Dendrogram Scale	Contains options for scaling the dendrogram. Distance Scale shows the actual joining distance between each join point, and is the same scale used on the plot produced by the Distance Graph command. Even Spacing shows the distance between each join point as equal. Geometric Spacing is useful when there are many clusters and you want the clusters near the top of the tree to be more visible than those at the bottom. (This option is the default for more than 256 rows).
Distance Graph	Shows or hides the scree plot at the bottom of the histogram.
Show NCluster Handle	Shows or hides the handles on the dendrogram used to manually change the number of clusters.
Zoom to Selected Rows	Is used to zoom the dendrogram to a particular cluster after selecting the cluster on the dendrogram. Alternatively, you can double-click on a cluster to zoom in on it.
Release Zoom	Returns the dendrogram to original view after zooming.
Pivot on Selected Cluster	Reverses the order of the two sub-clusters of the currently selected cluster.
Color Map	Gives the option to add a color map showing the values of all the data colored across its value range. There are several color theme choices in a submenu. Another term for this feature is heat map.
Two way clustering	Adds clustering by column. A color map is automatically added with the column dendrogram at its base. The columns must be measured on the same scale.
Positioning	Provides options for changing the positions of dendrograms and labels.
Legend	Shows or hides a legend for the colors used in a color map. This option is available only if a color map is enabled.
More Color Map Columns	Adds a color map for specified columns.
Constellation Plot	Arranges the individuals as endpoints and each cluster join as a new point, with lines drawn that represent membership. The longer lines represent greater distance between clusters. To turn off the displayed labels, right-click inside the Constellation Plot and select Show Labels.
Save Constellation Coordinates	Saves the coordinates of the constellation plot to the data table.
Save Clusters	Creates a data table column containing the cluster number.
Save Formula for Closest Cluster	Creates a data table column containing a formula to the closest cluster. This option calculates the squared Euclidean distance to each cluster’s centroid and selects the cluster that is closest. Note that this formula does not always reproduce the cluster assignment given by Hierarchical Clustering since the clusters are determined differently. However, the cluster assignment is very similar.
Save Display Order	Creates a data table column containing the order the row is presented in the dendrogram.
Save Cluster Hierarchy	Saves information needed if you are going to do a custom dendrogram with scripting. For each clustering, it outputs three rows, the joiner, the leader, and the result, with the cluster centers, size, and other information.

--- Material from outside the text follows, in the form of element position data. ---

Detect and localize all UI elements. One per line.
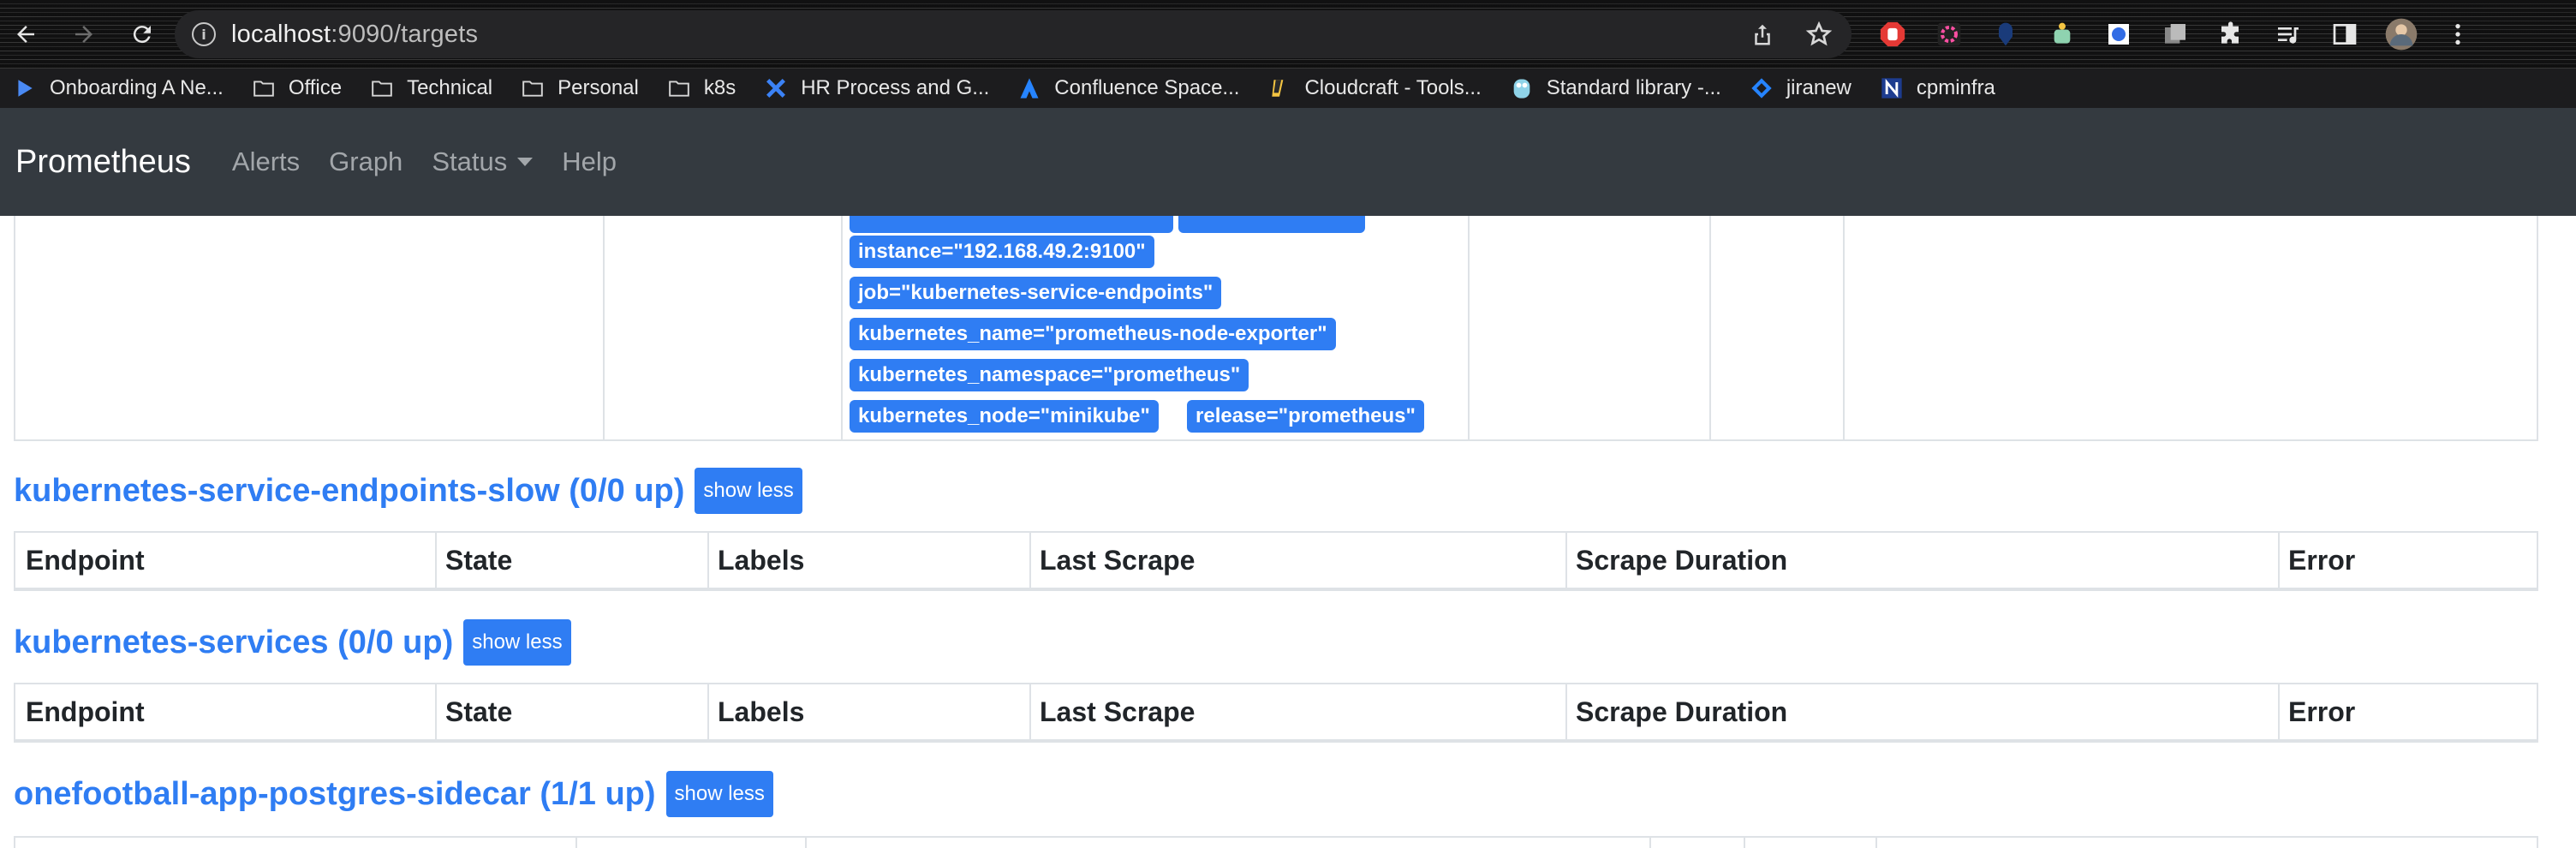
targets-table-header: Endpoint State Labels Last Scrape Scrape…: [14, 683, 2538, 743]
bookmark-label: Cloudcraft - Tools...: [1304, 76, 1482, 99]
col-endpoint: Endpoint: [26, 544, 145, 576]
cloudcraft-icon: [1267, 77, 1292, 99]
bookmark-item[interactable]: Confluence Space...: [1017, 76, 1239, 100]
nav-status-dropdown[interactable]: Status: [432, 146, 534, 177]
bookmark-item[interactable]: jiranew: [1749, 76, 1852, 100]
atlassian-icon: [1017, 77, 1042, 99]
label-badge: instance="192.168.49.2:9100": [850, 236, 1154, 268]
bookmark-item[interactable]: Technical: [369, 76, 492, 100]
folder-icon: [520, 77, 546, 99]
targets-table-partial: [14, 836, 2538, 848]
brand-logo-text[interactable]: Prometheus: [15, 144, 191, 181]
extensions-puzzle-icon[interactable]: [2215, 17, 2249, 51]
nav-alerts[interactable]: Alerts: [232, 146, 300, 177]
col-error: Error: [2288, 544, 2356, 576]
job-title-link[interactable]: onefootball-app-postgres-sidecar (1/1 up…: [14, 776, 656, 813]
targets-table-partial: instance="192.168.49.2:9100" job="kubern…: [14, 216, 2538, 441]
col-last-scrape: Last Scrape: [1040, 544, 1196, 576]
label-badge: kubernetes_namespace="prometheus": [850, 359, 1249, 391]
show-less-button[interactable]: show less: [695, 468, 802, 514]
address-bar[interactable]: i localhost:9090/targets: [175, 10, 1852, 58]
bookmark-label: cpminfra: [1916, 76, 1995, 99]
privacy-extension-icon[interactable]: [1989, 17, 2023, 51]
show-less-button[interactable]: show less: [463, 619, 571, 666]
bookmark-item[interactable]: Cloudcraft - Tools...: [1267, 76, 1482, 100]
col-state: State: [445, 696, 513, 727]
tab-extension-icon[interactable]: [2158, 17, 2192, 51]
bookmark-label: HR Process and G...: [801, 76, 990, 99]
bookmark-label: Technical: [407, 76, 493, 99]
url-text: localhost:9090/targets: [231, 20, 479, 48]
bookmark-item[interactable]: Onboarding A Ne...: [12, 76, 224, 100]
col-endpoint: Endpoint: [26, 696, 145, 727]
label-badge: kubernetes_name="prometheus-node-exporte…: [850, 318, 1336, 350]
reload-icon[interactable]: [123, 15, 161, 53]
bookmark-item[interactable]: k8s: [666, 76, 736, 100]
folder-icon: [666, 77, 692, 99]
col-last-scrape: Last Scrape: [1040, 696, 1196, 727]
color-picker-extension-icon[interactable]: [1932, 17, 1966, 51]
bookmark-label: Office: [288, 76, 343, 99]
media-controls-icon[interactable]: [2271, 17, 2305, 51]
bookmark-item[interactable]: cpminfra: [1879, 76, 1995, 100]
jira-icon: [1749, 77, 1774, 99]
bookmark-label: k8s: [703, 76, 736, 99]
job-title-link[interactable]: kubernetes-service-endpoints-slow (0/0 u…: [14, 473, 684, 510]
back-icon[interactable]: [7, 15, 45, 53]
side-panel-icon[interactable]: [2328, 17, 2362, 51]
bookmark-item[interactable]: HR Process and G...: [763, 76, 989, 100]
job-section-header: kubernetes-services (0/0 up) show less: [14, 619, 571, 666]
col-scrape-duration: Scrape Duration: [1576, 696, 1788, 727]
go-gopher-icon: [1509, 77, 1535, 99]
robot-extension-icon[interactable]: [2045, 17, 2079, 51]
bookmark-label: Onboarding A Ne...: [50, 76, 224, 99]
site-info-icon[interactable]: i: [192, 22, 216, 46]
label-badge-clipped: [850, 216, 1173, 233]
bookmarks-bar: Onboarding A Ne... Office Technical Persona…: [0, 69, 2576, 108]
bookmark-label: Standard library -...: [1546, 76, 1721, 99]
nav-status-label: Status: [432, 146, 508, 176]
bookmark-item[interactable]: Personal: [520, 76, 639, 100]
chevron-down-icon: [517, 158, 534, 166]
bookmark-label: Confluence Space...: [1054, 76, 1240, 99]
col-state: State: [445, 544, 513, 576]
col-labels: Labels: [718, 544, 805, 576]
targets-content[interactable]: instance="192.168.49.2:9100" job="kubern…: [0, 216, 2576, 848]
bookmark-star-icon[interactable]: [1804, 19, 1834, 50]
adblock-extension-icon[interactable]: [1875, 17, 1910, 51]
confluence-x-icon: [763, 77, 789, 99]
bookmark-item[interactable]: Standard library -...: [1509, 76, 1721, 100]
folder-icon: [369, 77, 395, 99]
browser-toolbar: i localhost:9090/targets: [0, 0, 2576, 69]
col-labels: Labels: [718, 696, 805, 727]
job-section-header: onefootball-app-postgres-sidecar (1/1 up…: [14, 771, 773, 817]
menu-kebab-icon[interactable]: [2441, 17, 2475, 51]
nav-help[interactable]: Help: [562, 146, 617, 177]
label-badge: kubernetes_node="minikube": [850, 400, 1159, 433]
col-scrape-duration: Scrape Duration: [1576, 544, 1788, 576]
n-logo-icon: [1879, 77, 1905, 99]
bookmark-label: Personal: [558, 76, 639, 99]
label-badge-clipped: [1178, 216, 1365, 233]
show-less-button[interactable]: show less: [665, 771, 773, 817]
nav-graph[interactable]: Graph: [329, 146, 402, 177]
col-error: Error: [2288, 696, 2356, 727]
label-badge: release="prometheus": [1187, 400, 1424, 433]
kubernetes-extension-icon[interactable]: [2102, 17, 2136, 51]
share-icon[interactable]: [1747, 19, 1778, 50]
job-title-link[interactable]: kubernetes-services (0/0 up): [14, 624, 453, 661]
job-section-header: kubernetes-service-endpoints-slow (0/0 u…: [14, 468, 802, 514]
forward-icon[interactable]: [65, 15, 103, 53]
profile-avatar[interactable]: [2384, 17, 2418, 51]
prometheus-navbar: Prometheus Alerts Graph Status Help: [0, 108, 2576, 216]
folder-icon: [251, 77, 277, 99]
bookmark-label: jiranew: [1786, 76, 1852, 99]
bookmark-item[interactable]: Office: [251, 76, 342, 100]
targets-table-header: Endpoint State Labels Last Scrape Scrape…: [14, 531, 2538, 591]
play-icon: [12, 77, 38, 99]
label-badge: job="kubernetes-service-endpoints": [850, 277, 1222, 309]
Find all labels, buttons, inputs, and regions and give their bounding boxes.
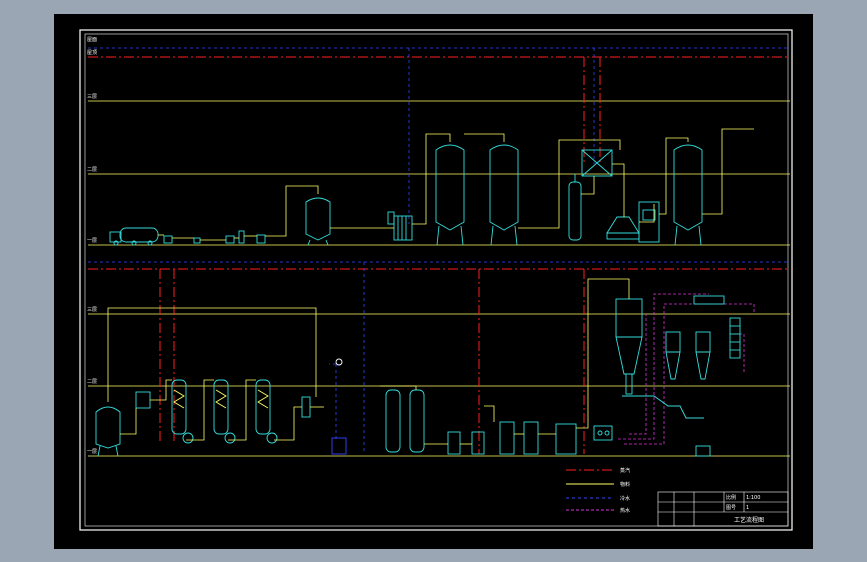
ion-exchange-column-2-icon — [409, 389, 425, 453]
floor-label-upper-f2: 二层 — [87, 167, 97, 173]
floor-label-lower-f1: 一层 — [87, 449, 97, 455]
inner-border — [84, 33, 789, 527]
crystallizer-icon — [581, 149, 613, 177]
floor-label-upper-f1: 一层 — [87, 238, 97, 244]
pump-icon — [225, 235, 235, 244]
lower-hot-water-lines — [618, 293, 755, 445]
small-tank-icon — [499, 421, 515, 455]
legend-item-material: 物料 — [566, 481, 630, 488]
storage-tank-2-icon — [489, 144, 519, 246]
title-block-scale-value: 1:100 — [746, 495, 760, 501]
small-tank-icon — [555, 423, 577, 455]
floor-label-roof-top: 屋面 — [87, 37, 97, 43]
outer-border — [79, 29, 793, 531]
legend-item-cold-water: 冷水 — [566, 495, 630, 502]
pump-icon — [135, 391, 151, 409]
floor-label-upper-roof: 屋顶 — [87, 50, 97, 56]
cone-separator-icon — [606, 216, 640, 240]
drawing-canvas[interactable]: 屋面 屋顶 三层 二层 一层 三层 二层 一层 蒸汽 物料 冷水 热水 比例 1… — [54, 14, 813, 549]
packing-machine-icon — [695, 445, 711, 457]
legend-label: 物料 — [620, 481, 630, 488]
condenser-icon — [301, 396, 311, 418]
cyclone-1-icon — [665, 331, 681, 380]
storage-tank-3-icon — [673, 144, 703, 246]
bag-filter-icon — [729, 317, 741, 359]
small-tank-icon — [523, 421, 539, 455]
pump-icon — [163, 235, 173, 244]
lower-equipment — [95, 295, 741, 457]
feed-tank-icon — [305, 197, 331, 246]
lower-floor-lines — [88, 313, 790, 457]
ion-exchange-column-1-icon — [385, 389, 401, 453]
title-block-scale-label: 比例 — [726, 494, 736, 501]
filter-icon — [193, 237, 201, 244]
heat-exchanger-icon — [387, 211, 413, 241]
floor-label-upper-f3: 三层 — [87, 94, 97, 100]
small-tank-icon — [471, 431, 485, 455]
cyclone-2-icon — [695, 331, 711, 380]
burner-icon — [593, 425, 613, 441]
tanker-truck-icon — [109, 227, 159, 246]
evaporator-2-icon — [213, 379, 236, 444]
evaporator-1-icon — [171, 379, 194, 444]
legend-item-steam: 蒸汽 — [566, 467, 630, 474]
storage-tank-1-icon — [435, 144, 465, 246]
lower-feed-tank-icon — [95, 406, 121, 457]
title-block-sheet-value: 1 — [746, 505, 749, 511]
upper-cold-water-lines — [88, 47, 790, 224]
upper-equipment — [109, 144, 703, 246]
legend-label: 热水 — [620, 507, 630, 514]
air-heater-icon — [693, 295, 725, 305]
floor-label-lower-f2: 二层 — [87, 379, 97, 385]
evaporator-3-icon — [255, 379, 278, 444]
legend: 蒸汽 物料 冷水 热水 — [566, 467, 630, 514]
floor-label-lower-f3: 三层 — [87, 307, 97, 313]
title-block-drawing-title: 工艺流程图 — [734, 516, 764, 524]
legend-label: 冷水 — [620, 495, 630, 502]
legend-label: 蒸汽 — [620, 467, 630, 474]
small-tank-icon — [447, 431, 461, 455]
title-block: 比例 1:100 图号 1 工艺流程图 — [657, 491, 789, 527]
spray-dryer-icon — [615, 298, 643, 395]
column-icon — [568, 174, 582, 241]
conveyor-icon — [622, 395, 704, 419]
filter-icon — [238, 230, 245, 244]
pump-icon — [256, 234, 266, 244]
lower-steam-lines — [88, 268, 790, 454]
lower-cold-water-lines — [88, 261, 790, 454]
title-block-sheet-label: 图号 — [726, 505, 736, 511]
legend-item-hot-water: 热水 — [566, 507, 630, 514]
vacuum-pump-icon — [331, 358, 347, 455]
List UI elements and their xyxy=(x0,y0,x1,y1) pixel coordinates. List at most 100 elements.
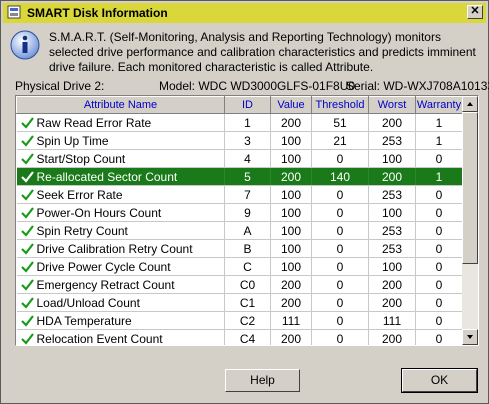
scroll-up-button[interactable] xyxy=(462,96,478,112)
table-row[interactable]: Start/Stop Count 4 100 0 100 0 xyxy=(16,149,463,168)
table-row[interactable]: Emergency Retract Count C0 200 0 200 0 xyxy=(16,275,463,294)
attribute-name-cell: Emergency Retract Count xyxy=(16,275,225,294)
window-title: SMART Disk Information xyxy=(27,6,168,20)
attribute-name-cell: Raw Read Error Rate xyxy=(16,113,225,132)
id-cell: 9 xyxy=(224,203,271,222)
warranty-cell: 1 xyxy=(415,113,463,132)
threshold-cell: 51 xyxy=(311,113,369,132)
check-icon xyxy=(20,296,34,309)
warranty-cell: 0 xyxy=(415,311,463,330)
attribute-name-cell: Drive Calibration Retry Count xyxy=(16,239,225,258)
attribute-table[interactable]: Attribute Name ID Value Threshold Worst … xyxy=(15,95,479,346)
table-row[interactable]: HDA Temperature C2 111 0 111 0 xyxy=(16,311,463,330)
column-header-warranty[interactable]: Warranty xyxy=(415,96,463,114)
ok-button[interactable]: OK xyxy=(401,368,478,393)
id-cell: 5 xyxy=(224,167,271,186)
close-button[interactable]: ✕ xyxy=(467,5,483,19)
table-row[interactable]: Spin Up Time 3 100 21 253 1 xyxy=(16,131,463,150)
scroll-thumb[interactable] xyxy=(462,112,478,264)
attribute-name-label: Power-On Hours Count xyxy=(36,205,162,220)
check-icon xyxy=(20,314,34,327)
threshold-cell: 0 xyxy=(311,239,369,258)
attribute-name-cell: Spin Up Time xyxy=(16,131,225,150)
attribute-name-cell: HDA Temperature xyxy=(16,311,225,330)
threshold-cell: 0 xyxy=(311,275,369,294)
drive-serial: Serial: WD-WXJ708A10133 xyxy=(346,79,489,93)
check-icon xyxy=(20,116,34,129)
column-header-worst[interactable]: Worst xyxy=(368,96,416,114)
value-cell: 200 xyxy=(270,167,312,186)
table-row[interactable]: Raw Read Error Rate 1 200 51 200 1 xyxy=(16,113,463,132)
id-cell: C0 xyxy=(224,275,271,294)
attribute-name-label: Re-allocated Sector Count xyxy=(36,169,178,184)
attribute-name-label: Spin Retry Count xyxy=(36,223,128,238)
value-cell: 111 xyxy=(270,311,312,330)
threshold-cell: 0 xyxy=(311,257,369,276)
attribute-name-label: Drive Calibration Retry Count xyxy=(36,241,193,256)
worst-cell: 200 xyxy=(368,275,416,294)
table-row[interactable]: Re-allocated Sector Count 5 200 140 200 1 xyxy=(16,167,463,186)
attribute-name-label: Start/Stop Count xyxy=(36,151,126,166)
value-cell: 100 xyxy=(270,257,312,276)
worst-cell: 100 xyxy=(368,203,416,222)
title-bar[interactable]: SMART Disk Information ✕ xyxy=(3,3,486,23)
drive-model: Model: WDC WD3000GLFS-01F8U0 xyxy=(159,79,356,93)
threshold-cell: 21 xyxy=(311,131,369,150)
warranty-cell: 0 xyxy=(415,257,463,276)
table-row[interactable]: Power-On Hours Count 9 100 0 100 0 xyxy=(16,203,463,222)
worst-cell: 200 xyxy=(368,167,416,186)
value-cell: 100 xyxy=(270,149,312,168)
value-cell: 200 xyxy=(270,113,312,132)
worst-cell: 253 xyxy=(368,185,416,204)
check-icon xyxy=(20,332,34,345)
value-cell: 100 xyxy=(270,185,312,204)
warranty-cell: 0 xyxy=(415,203,463,222)
attribute-name-label: Relocation Event Count xyxy=(36,331,163,346)
value-cell: 100 xyxy=(270,131,312,150)
warranty-cell: 1 xyxy=(415,131,463,150)
warranty-cell: 0 xyxy=(415,149,463,168)
threshold-cell: 0 xyxy=(311,221,369,240)
attribute-name-label: Spin Up Time xyxy=(36,133,109,148)
id-cell: B xyxy=(224,239,271,258)
warranty-cell: 0 xyxy=(415,293,463,312)
threshold-cell: 0 xyxy=(311,293,369,312)
column-header-threshold[interactable]: Threshold xyxy=(311,96,369,114)
warranty-cell: 0 xyxy=(415,185,463,204)
check-icon xyxy=(20,134,34,147)
table-row[interactable]: Drive Calibration Retry Count B 100 0 253 0 xyxy=(16,239,463,258)
column-header-id[interactable]: ID xyxy=(224,96,271,114)
id-cell: C2 xyxy=(224,311,271,330)
threshold-cell: 140 xyxy=(311,167,369,186)
worst-cell: 253 xyxy=(368,239,416,258)
table-row[interactable]: Relocation Event Count C4 200 0 200 0 xyxy=(16,329,463,346)
arrow-down-icon xyxy=(467,335,473,339)
attribute-name-label: Raw Read Error Rate xyxy=(36,115,152,130)
close-icon: ✕ xyxy=(470,5,480,17)
value-cell: 200 xyxy=(270,275,312,294)
table-row[interactable]: Load/Unload Count C1 200 0 200 0 xyxy=(16,293,463,312)
scroll-down-button[interactable] xyxy=(462,329,478,345)
column-header-attribute-name[interactable]: Attribute Name xyxy=(16,96,225,114)
column-header-value[interactable]: Value xyxy=(270,96,312,114)
check-icon xyxy=(20,260,34,273)
table-row[interactable]: Drive Power Cycle Count C 100 0 100 0 xyxy=(16,257,463,276)
worst-cell: 100 xyxy=(368,257,416,276)
table-row[interactable]: Seek Error Rate 7 100 0 253 0 xyxy=(16,185,463,204)
attribute-name-label: Seek Error Rate xyxy=(36,187,123,202)
vertical-scrollbar[interactable] xyxy=(462,96,478,345)
worst-cell: 111 xyxy=(368,311,416,330)
smart-dialog: SMART Disk Information ✕ S.M.A.R.T. (Sel… xyxy=(0,0,489,404)
worst-cell: 200 xyxy=(368,293,416,312)
id-cell: 7 xyxy=(224,185,271,204)
worst-cell: 200 xyxy=(368,113,416,132)
attribute-name-cell: Drive Power Cycle Count xyxy=(16,257,225,276)
attribute-name-cell: Re-allocated Sector Count xyxy=(16,167,225,186)
attribute-name-cell: Relocation Event Count xyxy=(16,329,225,346)
help-button[interactable]: Help xyxy=(225,369,300,392)
table-header: Attribute Name ID Value Threshold Worst … xyxy=(16,96,463,114)
table-row[interactable]: Spin Retry Count A 100 0 253 0 xyxy=(16,221,463,240)
check-icon xyxy=(20,242,34,255)
warranty-cell: 0 xyxy=(415,329,463,345)
worst-cell: 253 xyxy=(368,221,416,240)
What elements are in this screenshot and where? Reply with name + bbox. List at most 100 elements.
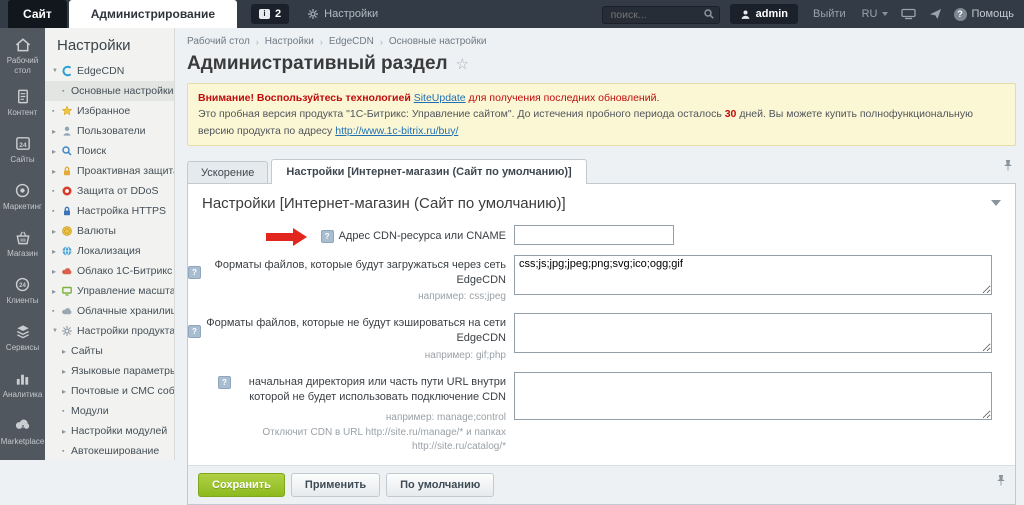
menu-item-search[interactable]: Поиск: [45, 141, 174, 161]
menu-item-scaling[interactable]: Управление масштабированием: [45, 281, 174, 301]
triangle-closed-icon: [62, 427, 71, 436]
user-menu-button[interactable]: admin: [729, 4, 799, 24]
language-selector[interactable]: RU: [862, 8, 888, 20]
menu-item-favorites[interactable]: Избранное: [45, 101, 174, 121]
basket-icon: [13, 229, 33, 246]
sidebar-item-content[interactable]: Контент: [0, 79, 45, 126]
edgecdn-icon: [61, 65, 77, 77]
tab-acceleration[interactable]: Ускорение: [187, 160, 269, 184]
cdn-address-input[interactable]: [514, 224, 674, 245]
settings-menu: Настройки EdgeCDN Основные настройки Изб…: [45, 28, 175, 460]
lock-yellow-icon: [61, 165, 77, 177]
shield-red-icon: [61, 185, 77, 197]
triangle-closed-icon: [52, 127, 61, 136]
breadcrumb-separator: ›: [379, 36, 383, 47]
trial-days-left: 30: [724, 108, 737, 121]
menu-item-modules[interactable]: Модули: [45, 401, 174, 421]
apply-button[interactable]: Применить: [290, 472, 381, 497]
sidebar-item-clients[interactable]: 24 Клиенты: [0, 267, 45, 314]
menu-item-autocache[interactable]: Автокеширование: [45, 441, 174, 460]
bullet-icon: [62, 88, 71, 95]
tab-admin[interactable]: Администрирование: [68, 0, 238, 28]
menu-item-module-settings[interactable]: Настройки модулей: [45, 421, 174, 441]
globe-icon: [61, 245, 77, 257]
collapse-section-icon[interactable]: [991, 200, 1001, 207]
search-box: [601, 5, 720, 24]
triangle-closed-icon: [52, 167, 61, 176]
triangle-open-icon: [52, 328, 61, 334]
formats-nocache-textarea[interactable]: [514, 313, 992, 354]
menu-item-currencies[interactable]: Валюты: [45, 221, 174, 241]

Save Cluster Tree	Saves information needed if you are going to compare cluster trees between JMP and SAS. For each clustering, it outputs one row for each new cluster, with the cluster’s size and other information.
Save Distance Matrix	Makes a new data table containing the distances between the observations.
Save Cluster Means	Creates a new data table containing the number of rows and the means of each column in each cluster.
Cluster Summary	Displays a table of cluster means, a graph of means by cluster for each column, and a table of RSquare values of each column against the current clusters.
Scatterplot Matrix	Creates a scatterplot matrix using all the variables.
Parallel Coord Plots	Creates a parallel coordinate plot for each cluster. For details about the plots, see the Basic Analysis book.
Script	Contains options that are available to all platforms. See Using JMP.